With some core changes to contacts, Google Apps has dipped a toe in to the enterprise social networking waters. As of today, Apps contacts exhibits shades of Facebook and Twitter by allowing you to find and interact with all the user profiles in your Apps suite.
According to Google, these adjustments where made at the behest of enterprise Apps users. It has also made a user profiles API available to Premier Edition customers, one that allows IT to retrieve and manipulate data about all the people using Apps in a company.
How the New Contacts Work
Previously, contacts within Google Apps functioned just like email: only people you’d previously communicated with or added intentionally appeared. But now, a search will provide profiles from your company’s entire address book, acting very similar to the way enterprise social networking platforms treat user profiles.

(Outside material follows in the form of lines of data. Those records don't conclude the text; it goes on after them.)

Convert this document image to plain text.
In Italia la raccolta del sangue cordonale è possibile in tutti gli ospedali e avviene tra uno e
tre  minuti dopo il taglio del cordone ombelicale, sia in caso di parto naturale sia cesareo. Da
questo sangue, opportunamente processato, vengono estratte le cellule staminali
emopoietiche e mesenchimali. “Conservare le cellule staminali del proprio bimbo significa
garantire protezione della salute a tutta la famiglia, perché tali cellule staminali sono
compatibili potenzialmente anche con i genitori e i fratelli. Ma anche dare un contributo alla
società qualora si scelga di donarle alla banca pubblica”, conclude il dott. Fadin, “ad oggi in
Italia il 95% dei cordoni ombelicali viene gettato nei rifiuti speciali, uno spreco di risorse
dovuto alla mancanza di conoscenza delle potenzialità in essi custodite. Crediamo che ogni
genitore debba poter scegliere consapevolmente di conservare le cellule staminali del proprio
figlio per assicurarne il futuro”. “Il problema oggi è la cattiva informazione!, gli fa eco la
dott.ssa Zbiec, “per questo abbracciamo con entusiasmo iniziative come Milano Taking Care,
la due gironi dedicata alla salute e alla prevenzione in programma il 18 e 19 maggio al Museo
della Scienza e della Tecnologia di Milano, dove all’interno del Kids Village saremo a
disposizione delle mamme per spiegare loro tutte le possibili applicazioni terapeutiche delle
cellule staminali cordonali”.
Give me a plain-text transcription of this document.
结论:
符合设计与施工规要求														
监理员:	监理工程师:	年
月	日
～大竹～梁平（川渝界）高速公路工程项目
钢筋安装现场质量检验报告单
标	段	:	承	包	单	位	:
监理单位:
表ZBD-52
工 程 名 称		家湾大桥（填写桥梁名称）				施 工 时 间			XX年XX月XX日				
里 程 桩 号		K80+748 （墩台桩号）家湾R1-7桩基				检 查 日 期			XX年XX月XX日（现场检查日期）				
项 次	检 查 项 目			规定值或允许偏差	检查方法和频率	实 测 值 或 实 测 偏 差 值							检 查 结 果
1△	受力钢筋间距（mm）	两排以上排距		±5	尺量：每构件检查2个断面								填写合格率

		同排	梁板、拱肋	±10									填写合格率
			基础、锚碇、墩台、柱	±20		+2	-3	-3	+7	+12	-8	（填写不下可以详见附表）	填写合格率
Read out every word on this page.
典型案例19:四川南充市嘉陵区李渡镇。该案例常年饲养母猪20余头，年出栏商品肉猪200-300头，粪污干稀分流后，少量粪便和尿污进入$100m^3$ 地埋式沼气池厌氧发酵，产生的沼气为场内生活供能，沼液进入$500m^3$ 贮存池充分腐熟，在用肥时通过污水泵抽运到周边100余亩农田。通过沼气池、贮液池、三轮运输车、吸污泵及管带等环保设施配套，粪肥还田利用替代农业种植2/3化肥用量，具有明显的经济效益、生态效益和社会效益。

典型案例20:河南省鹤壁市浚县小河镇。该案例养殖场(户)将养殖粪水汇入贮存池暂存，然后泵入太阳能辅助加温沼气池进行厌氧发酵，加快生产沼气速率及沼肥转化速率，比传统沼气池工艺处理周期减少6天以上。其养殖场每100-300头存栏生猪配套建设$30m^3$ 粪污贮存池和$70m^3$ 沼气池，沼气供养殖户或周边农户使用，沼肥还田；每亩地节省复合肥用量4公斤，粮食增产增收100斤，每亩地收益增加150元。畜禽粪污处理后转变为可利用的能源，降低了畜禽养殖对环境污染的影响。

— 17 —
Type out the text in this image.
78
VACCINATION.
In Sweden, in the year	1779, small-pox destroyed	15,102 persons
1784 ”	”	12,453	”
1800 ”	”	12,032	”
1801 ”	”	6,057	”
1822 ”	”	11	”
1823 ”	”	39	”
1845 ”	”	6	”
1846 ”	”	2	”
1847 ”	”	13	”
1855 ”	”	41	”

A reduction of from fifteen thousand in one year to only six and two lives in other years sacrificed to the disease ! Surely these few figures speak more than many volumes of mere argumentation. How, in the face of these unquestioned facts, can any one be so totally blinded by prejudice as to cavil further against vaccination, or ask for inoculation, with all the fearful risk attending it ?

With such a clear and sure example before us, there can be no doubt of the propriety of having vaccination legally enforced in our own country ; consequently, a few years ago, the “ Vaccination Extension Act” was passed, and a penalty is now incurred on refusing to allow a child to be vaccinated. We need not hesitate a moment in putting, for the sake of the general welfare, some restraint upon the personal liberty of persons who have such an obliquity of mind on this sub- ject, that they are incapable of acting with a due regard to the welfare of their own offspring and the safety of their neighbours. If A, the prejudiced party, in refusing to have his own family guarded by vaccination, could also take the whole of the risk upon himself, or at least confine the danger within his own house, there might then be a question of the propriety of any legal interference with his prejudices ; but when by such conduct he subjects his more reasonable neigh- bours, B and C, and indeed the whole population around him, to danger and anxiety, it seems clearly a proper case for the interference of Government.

For those who’ve ponied up for the Premier Edition of Google Apps, a new API will let you call up data pertaining to all the user profiles in your company Apps suite. That’s on top of the shared contacts API released in December of 2008.
More Facebook Than Gmail
By letting users search and interact with user profiles regardless of whether they are “contacts” or not, Google Apps has become slightly more like a corporate social network. While it still deigns to use terminology like “address book” instead of a friend and/or subscriber list, it’s no longer tied to behaving like email.
Not to say that this is revolutionary for Apps. On the contrary, enterprise users of the suite would naturally demand full access to profiles, since there’s no logical reason why you shouldn’t have at least theoretical access to the contact information of everyone in your company using the platform.